Laser cutting & bending
The BLM LT7 Lasertube and E-TURN 52 tube bender exemplify inter-machine communication. BLM’s ArTube 3D CAD/CAM software predicts how much tube will stretch during bending and instructs the laser cutter to offset hole positions accordingly. This calculation varies across the factory’s 60-plus mild steel and aluminium tube cross-sections, wall thicknesses from 1.2 to 2mm, and every bend angle. If the E-TURN 52’s sensors detect that the stretch deviates from the prediction, a correction is sent to the LT7 before the next cut.


“Inter-machine communication avoids problems caused by inconsistency in tube material, which can vary in wall thickness by 0.2 to 0.3mm,” says Openshaw. “It does not sound much, but it has a big effect on the bend. In-process adjustments are essential to ensure right-first-time production and prevent scrapped parts.”


Notable features of the LT7 include in-process stud rivet insertion and a 3D tilt-head that sculpts tube ends to sub-millimetre accuracy for optimal weld positioning.
The BLM LS7 3015 flat-bed laser, powered by a 6kW fibre source, delivers simultaneous axis acceleration of 2g and a nine-second pallet change cycle. BLM’s Active Tools automatically adapt beam diameter and cutting parameters to maintain a burr-free finish, while an automated 18-position nozzle-changing magazine minimises setup time when switching material thicknesses. A camera-based nozzle wear monitor initiates automatic replacement before cut quality is compromised.

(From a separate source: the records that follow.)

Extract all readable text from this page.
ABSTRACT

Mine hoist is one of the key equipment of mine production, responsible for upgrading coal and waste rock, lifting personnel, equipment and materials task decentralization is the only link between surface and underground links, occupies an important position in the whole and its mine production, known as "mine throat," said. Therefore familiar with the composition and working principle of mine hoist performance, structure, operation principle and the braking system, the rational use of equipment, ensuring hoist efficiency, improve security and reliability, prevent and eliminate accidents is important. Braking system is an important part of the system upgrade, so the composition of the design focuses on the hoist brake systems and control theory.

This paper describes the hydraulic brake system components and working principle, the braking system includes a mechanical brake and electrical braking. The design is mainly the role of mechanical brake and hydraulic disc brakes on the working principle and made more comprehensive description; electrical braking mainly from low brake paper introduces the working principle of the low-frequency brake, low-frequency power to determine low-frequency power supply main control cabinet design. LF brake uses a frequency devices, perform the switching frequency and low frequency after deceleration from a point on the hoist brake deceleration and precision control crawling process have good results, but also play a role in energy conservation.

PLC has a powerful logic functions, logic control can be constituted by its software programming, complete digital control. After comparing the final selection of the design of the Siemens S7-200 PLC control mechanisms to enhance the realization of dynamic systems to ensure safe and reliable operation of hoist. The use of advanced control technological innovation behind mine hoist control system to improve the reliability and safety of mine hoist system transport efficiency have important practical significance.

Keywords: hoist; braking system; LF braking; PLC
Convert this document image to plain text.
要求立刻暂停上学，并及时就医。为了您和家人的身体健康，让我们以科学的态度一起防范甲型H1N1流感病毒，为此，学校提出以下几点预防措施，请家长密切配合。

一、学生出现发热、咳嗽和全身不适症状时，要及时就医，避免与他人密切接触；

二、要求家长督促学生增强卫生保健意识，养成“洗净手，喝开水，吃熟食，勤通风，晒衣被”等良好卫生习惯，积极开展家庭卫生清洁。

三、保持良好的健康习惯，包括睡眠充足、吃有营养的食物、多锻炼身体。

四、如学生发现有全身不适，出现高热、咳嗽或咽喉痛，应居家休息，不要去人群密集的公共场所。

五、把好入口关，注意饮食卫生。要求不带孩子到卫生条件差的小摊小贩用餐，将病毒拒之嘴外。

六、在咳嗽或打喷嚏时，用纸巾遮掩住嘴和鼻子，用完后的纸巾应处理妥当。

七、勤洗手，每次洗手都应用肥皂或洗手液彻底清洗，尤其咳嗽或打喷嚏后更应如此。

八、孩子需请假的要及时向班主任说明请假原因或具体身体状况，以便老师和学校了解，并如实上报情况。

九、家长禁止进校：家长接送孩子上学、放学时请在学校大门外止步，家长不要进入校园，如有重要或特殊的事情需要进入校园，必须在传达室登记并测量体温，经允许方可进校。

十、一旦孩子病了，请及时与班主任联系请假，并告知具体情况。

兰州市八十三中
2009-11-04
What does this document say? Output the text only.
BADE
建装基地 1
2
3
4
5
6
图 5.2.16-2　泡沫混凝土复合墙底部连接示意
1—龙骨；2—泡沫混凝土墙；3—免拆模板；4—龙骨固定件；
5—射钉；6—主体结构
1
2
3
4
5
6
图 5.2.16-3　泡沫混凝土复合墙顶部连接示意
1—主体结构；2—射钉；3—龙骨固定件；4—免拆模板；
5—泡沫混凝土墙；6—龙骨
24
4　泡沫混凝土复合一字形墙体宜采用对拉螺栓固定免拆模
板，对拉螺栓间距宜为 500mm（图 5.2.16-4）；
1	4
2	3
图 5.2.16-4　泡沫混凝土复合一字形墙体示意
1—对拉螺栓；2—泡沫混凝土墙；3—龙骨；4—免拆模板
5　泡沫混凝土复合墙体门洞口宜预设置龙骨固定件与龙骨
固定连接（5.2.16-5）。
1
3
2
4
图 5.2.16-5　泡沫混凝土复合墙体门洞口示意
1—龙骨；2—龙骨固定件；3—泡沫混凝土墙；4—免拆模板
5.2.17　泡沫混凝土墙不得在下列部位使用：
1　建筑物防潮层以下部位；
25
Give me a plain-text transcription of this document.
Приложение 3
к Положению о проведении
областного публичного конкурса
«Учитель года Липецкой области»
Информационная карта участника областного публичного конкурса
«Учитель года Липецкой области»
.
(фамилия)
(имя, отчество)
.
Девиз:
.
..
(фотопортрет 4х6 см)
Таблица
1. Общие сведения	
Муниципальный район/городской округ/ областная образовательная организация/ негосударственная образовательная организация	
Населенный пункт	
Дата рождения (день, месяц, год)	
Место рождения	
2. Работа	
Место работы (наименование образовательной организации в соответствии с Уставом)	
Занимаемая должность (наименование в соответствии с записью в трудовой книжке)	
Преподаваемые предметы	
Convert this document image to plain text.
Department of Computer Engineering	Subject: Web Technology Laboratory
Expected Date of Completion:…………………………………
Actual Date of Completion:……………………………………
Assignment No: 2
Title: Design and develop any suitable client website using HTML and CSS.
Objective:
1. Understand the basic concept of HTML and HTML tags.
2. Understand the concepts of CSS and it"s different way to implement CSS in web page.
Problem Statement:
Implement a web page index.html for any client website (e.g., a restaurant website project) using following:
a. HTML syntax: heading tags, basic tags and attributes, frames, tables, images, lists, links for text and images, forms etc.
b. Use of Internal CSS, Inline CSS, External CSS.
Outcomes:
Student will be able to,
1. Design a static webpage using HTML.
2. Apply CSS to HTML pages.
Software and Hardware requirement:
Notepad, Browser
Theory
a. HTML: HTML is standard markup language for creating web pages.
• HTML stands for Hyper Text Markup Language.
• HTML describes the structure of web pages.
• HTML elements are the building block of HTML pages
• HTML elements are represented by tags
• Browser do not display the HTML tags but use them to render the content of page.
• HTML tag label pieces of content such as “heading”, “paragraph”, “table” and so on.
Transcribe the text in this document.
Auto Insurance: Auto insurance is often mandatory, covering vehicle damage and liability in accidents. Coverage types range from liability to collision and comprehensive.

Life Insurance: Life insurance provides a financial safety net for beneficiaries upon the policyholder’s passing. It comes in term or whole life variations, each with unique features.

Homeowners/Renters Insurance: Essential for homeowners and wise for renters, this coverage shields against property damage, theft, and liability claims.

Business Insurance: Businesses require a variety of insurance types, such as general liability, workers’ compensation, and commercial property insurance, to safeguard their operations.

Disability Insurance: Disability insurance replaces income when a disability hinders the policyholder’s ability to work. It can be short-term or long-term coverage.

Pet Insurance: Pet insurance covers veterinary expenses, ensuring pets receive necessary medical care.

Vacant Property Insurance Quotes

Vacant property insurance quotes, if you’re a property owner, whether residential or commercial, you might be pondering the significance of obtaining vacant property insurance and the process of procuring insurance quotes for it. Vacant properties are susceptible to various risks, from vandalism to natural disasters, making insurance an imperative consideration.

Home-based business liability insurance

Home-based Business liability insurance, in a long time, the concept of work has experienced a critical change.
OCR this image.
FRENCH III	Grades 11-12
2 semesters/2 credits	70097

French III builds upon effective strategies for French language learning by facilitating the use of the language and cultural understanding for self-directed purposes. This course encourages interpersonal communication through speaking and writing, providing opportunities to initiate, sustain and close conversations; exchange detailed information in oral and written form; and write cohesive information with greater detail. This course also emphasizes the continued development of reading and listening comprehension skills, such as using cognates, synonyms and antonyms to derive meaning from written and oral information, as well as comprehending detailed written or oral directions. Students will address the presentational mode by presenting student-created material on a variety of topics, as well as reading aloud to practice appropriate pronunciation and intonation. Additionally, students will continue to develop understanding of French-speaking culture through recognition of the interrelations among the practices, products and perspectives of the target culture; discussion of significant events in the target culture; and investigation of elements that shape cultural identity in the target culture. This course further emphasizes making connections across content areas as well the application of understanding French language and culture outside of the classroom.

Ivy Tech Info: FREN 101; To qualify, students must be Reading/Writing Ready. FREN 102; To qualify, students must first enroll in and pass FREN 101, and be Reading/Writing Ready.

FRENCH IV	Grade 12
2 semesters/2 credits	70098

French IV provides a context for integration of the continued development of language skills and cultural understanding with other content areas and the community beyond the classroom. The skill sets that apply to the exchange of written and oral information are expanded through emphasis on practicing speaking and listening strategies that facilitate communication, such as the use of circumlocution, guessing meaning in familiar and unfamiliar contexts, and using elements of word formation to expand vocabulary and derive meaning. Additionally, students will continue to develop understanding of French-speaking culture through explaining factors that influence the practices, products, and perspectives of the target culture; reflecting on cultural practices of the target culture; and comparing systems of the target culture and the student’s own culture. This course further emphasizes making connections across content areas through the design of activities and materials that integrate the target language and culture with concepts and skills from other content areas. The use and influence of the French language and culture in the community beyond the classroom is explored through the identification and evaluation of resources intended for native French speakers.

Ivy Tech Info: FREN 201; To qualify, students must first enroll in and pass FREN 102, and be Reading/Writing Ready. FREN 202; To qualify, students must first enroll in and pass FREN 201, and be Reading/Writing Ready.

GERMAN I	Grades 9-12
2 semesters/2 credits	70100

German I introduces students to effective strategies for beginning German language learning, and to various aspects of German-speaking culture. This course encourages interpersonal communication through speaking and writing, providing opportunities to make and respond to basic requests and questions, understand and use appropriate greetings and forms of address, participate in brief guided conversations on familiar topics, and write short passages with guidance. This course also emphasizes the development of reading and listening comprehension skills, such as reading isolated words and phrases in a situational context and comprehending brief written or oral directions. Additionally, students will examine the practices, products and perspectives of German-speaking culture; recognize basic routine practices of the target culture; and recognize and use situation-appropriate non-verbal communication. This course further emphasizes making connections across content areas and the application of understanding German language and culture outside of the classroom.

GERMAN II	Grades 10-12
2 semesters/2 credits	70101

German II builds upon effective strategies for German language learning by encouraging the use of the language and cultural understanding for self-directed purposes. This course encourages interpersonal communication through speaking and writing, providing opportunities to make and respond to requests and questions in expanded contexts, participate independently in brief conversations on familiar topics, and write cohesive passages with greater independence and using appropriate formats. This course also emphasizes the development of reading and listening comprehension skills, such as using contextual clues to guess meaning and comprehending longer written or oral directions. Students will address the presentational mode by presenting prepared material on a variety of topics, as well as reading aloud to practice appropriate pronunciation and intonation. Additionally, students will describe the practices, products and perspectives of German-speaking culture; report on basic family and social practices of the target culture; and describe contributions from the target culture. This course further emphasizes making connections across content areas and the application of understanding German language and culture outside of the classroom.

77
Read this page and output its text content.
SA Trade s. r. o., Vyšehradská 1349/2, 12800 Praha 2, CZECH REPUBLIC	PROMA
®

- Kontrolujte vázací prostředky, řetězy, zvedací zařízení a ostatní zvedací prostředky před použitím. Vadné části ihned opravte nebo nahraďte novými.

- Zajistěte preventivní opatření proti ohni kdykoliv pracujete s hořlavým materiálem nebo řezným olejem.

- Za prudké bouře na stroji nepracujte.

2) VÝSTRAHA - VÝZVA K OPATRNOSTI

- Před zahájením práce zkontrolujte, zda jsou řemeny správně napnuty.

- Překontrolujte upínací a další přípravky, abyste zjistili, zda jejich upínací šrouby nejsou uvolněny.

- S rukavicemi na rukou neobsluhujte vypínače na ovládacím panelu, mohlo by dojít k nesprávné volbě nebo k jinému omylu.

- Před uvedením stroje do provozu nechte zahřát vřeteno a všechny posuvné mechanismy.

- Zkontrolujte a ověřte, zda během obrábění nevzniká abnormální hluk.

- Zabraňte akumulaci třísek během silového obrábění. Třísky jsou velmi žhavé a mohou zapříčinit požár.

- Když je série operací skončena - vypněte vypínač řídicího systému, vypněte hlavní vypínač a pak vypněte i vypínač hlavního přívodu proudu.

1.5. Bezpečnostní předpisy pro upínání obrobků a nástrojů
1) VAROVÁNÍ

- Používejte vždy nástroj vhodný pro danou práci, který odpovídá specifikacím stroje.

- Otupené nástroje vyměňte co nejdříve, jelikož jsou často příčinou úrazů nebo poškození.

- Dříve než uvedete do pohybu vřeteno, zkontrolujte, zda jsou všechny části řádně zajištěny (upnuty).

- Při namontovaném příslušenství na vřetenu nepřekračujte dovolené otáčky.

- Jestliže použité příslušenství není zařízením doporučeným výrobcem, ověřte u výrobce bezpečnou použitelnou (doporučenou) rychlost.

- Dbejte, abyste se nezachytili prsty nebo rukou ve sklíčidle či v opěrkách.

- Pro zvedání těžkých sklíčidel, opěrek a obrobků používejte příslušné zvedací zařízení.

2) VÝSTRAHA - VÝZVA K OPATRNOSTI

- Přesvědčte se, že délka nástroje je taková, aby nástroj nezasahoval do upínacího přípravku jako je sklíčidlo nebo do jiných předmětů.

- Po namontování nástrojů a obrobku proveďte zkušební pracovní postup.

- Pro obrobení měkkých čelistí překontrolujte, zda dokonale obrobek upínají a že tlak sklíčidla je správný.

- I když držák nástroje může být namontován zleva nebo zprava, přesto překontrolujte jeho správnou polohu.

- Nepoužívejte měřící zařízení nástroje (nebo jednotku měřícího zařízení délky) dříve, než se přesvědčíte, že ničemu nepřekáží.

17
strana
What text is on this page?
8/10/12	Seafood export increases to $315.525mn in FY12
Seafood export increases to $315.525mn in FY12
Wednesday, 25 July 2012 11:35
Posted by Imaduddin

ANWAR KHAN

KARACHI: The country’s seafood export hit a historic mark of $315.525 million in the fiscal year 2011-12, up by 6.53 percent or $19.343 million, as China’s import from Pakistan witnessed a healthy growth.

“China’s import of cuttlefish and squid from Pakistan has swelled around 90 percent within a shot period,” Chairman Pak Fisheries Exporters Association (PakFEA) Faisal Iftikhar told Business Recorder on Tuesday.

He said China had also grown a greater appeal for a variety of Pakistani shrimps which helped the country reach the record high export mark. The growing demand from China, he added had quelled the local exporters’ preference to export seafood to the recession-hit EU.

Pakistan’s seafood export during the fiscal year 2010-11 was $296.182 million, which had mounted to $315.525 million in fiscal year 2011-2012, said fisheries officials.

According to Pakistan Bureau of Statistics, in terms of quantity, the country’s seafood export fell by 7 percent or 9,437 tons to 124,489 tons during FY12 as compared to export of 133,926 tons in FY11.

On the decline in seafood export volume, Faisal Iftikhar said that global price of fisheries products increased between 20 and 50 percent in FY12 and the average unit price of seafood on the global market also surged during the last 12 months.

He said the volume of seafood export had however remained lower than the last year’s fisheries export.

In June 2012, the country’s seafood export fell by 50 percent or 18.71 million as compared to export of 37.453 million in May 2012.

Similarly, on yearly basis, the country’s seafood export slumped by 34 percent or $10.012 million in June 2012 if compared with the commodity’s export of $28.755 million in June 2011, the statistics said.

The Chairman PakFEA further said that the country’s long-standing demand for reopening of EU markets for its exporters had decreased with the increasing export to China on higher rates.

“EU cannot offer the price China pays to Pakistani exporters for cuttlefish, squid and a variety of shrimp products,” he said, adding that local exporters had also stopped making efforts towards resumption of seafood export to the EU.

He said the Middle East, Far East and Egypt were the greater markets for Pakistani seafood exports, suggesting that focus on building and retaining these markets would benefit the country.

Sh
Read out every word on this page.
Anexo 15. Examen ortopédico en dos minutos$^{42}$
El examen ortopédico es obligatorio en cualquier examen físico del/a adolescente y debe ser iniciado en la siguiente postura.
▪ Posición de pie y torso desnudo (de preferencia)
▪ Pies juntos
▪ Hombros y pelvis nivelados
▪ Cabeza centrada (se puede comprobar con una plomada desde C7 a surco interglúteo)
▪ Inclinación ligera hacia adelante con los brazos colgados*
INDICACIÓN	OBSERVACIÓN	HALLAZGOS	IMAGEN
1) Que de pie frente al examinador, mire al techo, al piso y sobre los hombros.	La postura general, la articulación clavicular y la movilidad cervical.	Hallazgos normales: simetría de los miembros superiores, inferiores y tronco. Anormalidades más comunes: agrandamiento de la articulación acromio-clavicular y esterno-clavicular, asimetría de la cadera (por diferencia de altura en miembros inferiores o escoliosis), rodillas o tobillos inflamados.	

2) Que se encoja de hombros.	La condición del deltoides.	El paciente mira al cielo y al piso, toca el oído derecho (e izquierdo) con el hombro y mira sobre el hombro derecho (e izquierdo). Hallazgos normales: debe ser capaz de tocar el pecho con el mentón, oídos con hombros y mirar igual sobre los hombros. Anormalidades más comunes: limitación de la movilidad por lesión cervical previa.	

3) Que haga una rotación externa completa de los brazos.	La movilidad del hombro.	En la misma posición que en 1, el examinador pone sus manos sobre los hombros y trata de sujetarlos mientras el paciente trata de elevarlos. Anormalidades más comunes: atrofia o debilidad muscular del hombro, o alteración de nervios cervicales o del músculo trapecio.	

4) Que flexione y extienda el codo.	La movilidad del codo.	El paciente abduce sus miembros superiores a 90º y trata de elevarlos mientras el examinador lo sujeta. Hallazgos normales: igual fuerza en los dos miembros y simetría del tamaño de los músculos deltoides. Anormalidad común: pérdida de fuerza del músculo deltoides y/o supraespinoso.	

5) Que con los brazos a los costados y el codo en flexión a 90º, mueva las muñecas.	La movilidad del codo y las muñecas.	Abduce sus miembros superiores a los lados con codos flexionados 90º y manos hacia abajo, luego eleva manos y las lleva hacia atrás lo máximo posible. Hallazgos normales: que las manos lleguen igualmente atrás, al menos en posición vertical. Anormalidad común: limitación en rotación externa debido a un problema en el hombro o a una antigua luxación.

The STR Verde 260-100 press brake’s standout feature is its LED-guided tool-position indicator, which illuminates the exact punch and die locations along the upper beam — reducing setup times and guiding operators through complex multi-bend sequences. An infrared laser measures the bend angle in real time; if springback or material variation is detected, the ram depth adjusts mid-cycle. Integration with EsaBend 3D software allows STEP files from Gresham’s Autodesk Inventor system to be transferred directly to the press brake control, which automatically generates G-Code with crowning and springback corrections.
The business case is clear. Intelligent nesting of sheet components has eliminated the material waste inherent in subcontracting, and the LT7 can process full lengths of tube stock and reuse off-cuts — previously, unused material from subcontracted batches was charged back to Gresham.


Openshaw reflects: “Twenty-five years ago, when I joined Gresham, turnover was £18m with 300 shop floor staff. Today, turnover has doubled with one-third the number of operators and assembly personnel.”